フィリピンの大学から始まった次女の海外生活は、カナダ・サスカチェワン州の語学研修、アメリカ・ジョージア州の大学を経て、アトランタ就職で本物になった。その生活現場を初めて訪ねる序でに(それは初めてのアメリカ訪問でもあったのだが)念願のカナダを親子3人で旅することにしたのだった。
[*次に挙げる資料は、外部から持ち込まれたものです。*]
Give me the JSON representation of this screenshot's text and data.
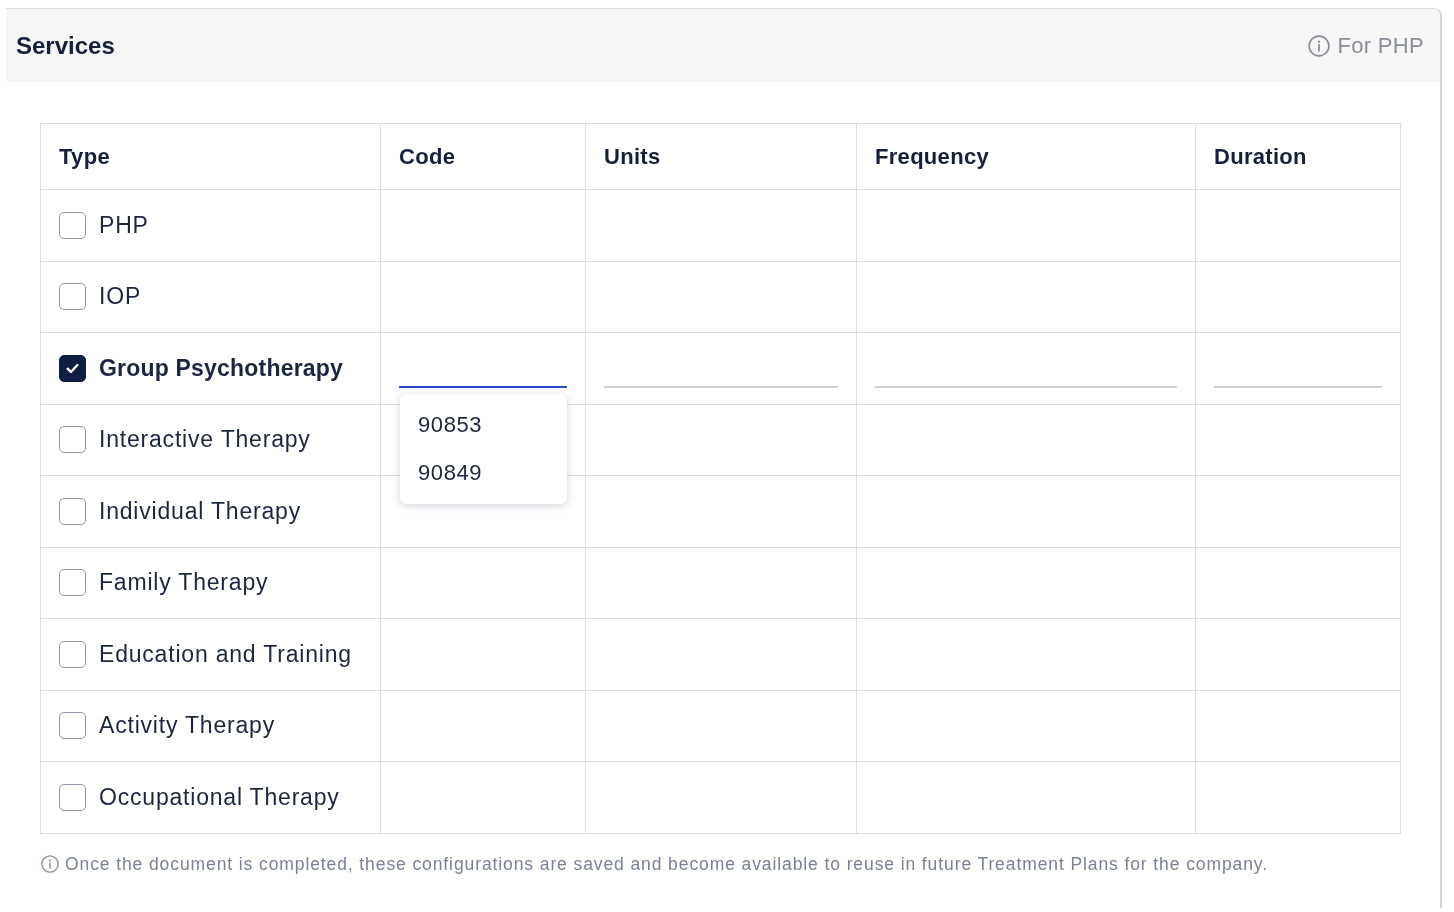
{
  "card": {
    "title": "Services",
    "note": "For PHP"
  },
  "table": {
    "columns": [
      "Type",
      "Code",
      "Units",
      "Frequency",
      "Duration"
    ],
    "rows": [
      {
        "type": "PHP",
        "checked": false
      },
      {
        "type": "IOP",
        "checked": false
      },
      {
        "type": "Group Psychotherapy",
        "checked": true,
        "fields": [
          {
            "focused": true,
            "options": [
              "90853",
              "90849"
            ]
          },
          {
            "focused": false
          },
          {
            "focused": false
          },
          {
            "focused": false
          }
        ]
      },
      {
        "type": "Interactive Therapy",
        "checked": false
      },
      {
        "type": "Individual Therapy",
        "checked": false
      },
      {
        "type": "Family Therapy",
        "checked": false
      },
      {
        "type": "Education and Training",
        "checked": false
      },
      {
        "type": "Activity Therapy",
        "checked": false
      },
      {
        "type": "Occupational Therapy",
        "checked": false
      }
    ]
  },
  "footnote": "Once the document is completed, these configurations are saved and become available to reuse in future Treatment Plans for the company."
}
リムジンを借り切ってバンクーバーで一日遊んだ後、エドモントンに飛び、ガイドの車で西に6時間、何もなかった地平線から、氷河を抱いた壮大なロッキー山脈が次第に迫り上がってくる。8月の終わり、ドライブの途中降った霰が山では新雪となり、吹く風の冷たさはすでに初冬。ジャスパーの湖畔で一夜を過ごし、山脈沿いにアイス・フィールド・ハイウエイを三日かけて南下する豪快な旅の始まりだった。
マリーン・レイクに始まり、アサバスカ滝、サンワプタ峠、コロンビア大氷原、ボウ峠、レイク・ルイーズ、モレーン・レイクを経てバンフに至る道筋、何度嘆声を挙げたことだろう。氷河に削られた峻険な嶺々の圧倒的な存在感、蒼く輝く氷河、エルクやムース、ブラック・ベア親子などの生き物たち、目を見張るほどに透明で神秘的な湖水(午後9時近い遅い夕暮れの中で見たモレーン・レイクの水の色を、いったい何に譬えたらいいのだろう)、霙に叩かれながら辿ったコロンビア大氷原の風の冷たさ…息つく暇もなく繰り広げられる大自然の饗宴にひたすら酔い痴れた。
針葉樹林帯の中に聳える優雅な古城のようなバンフ・スプリングス・ホテルでリッチな眠りに沈んだ。すぐ近くをボウ河が流れ、ボウ滝が激しくせせらぐ。そう、ここはかつてマリリン・モンロウの映画「帰らざる河」のロケ地でもあるのだ。映画好きな私たちにはこたえられない旅の醍醐味だった。
カルガリーからナイアガラ瀑布を目指してトロントに飛んだ、三日間雄渾な氷河の嶺々に慣れた目には、あの巨大な滝がもうそれほど大きくは感じられなかった。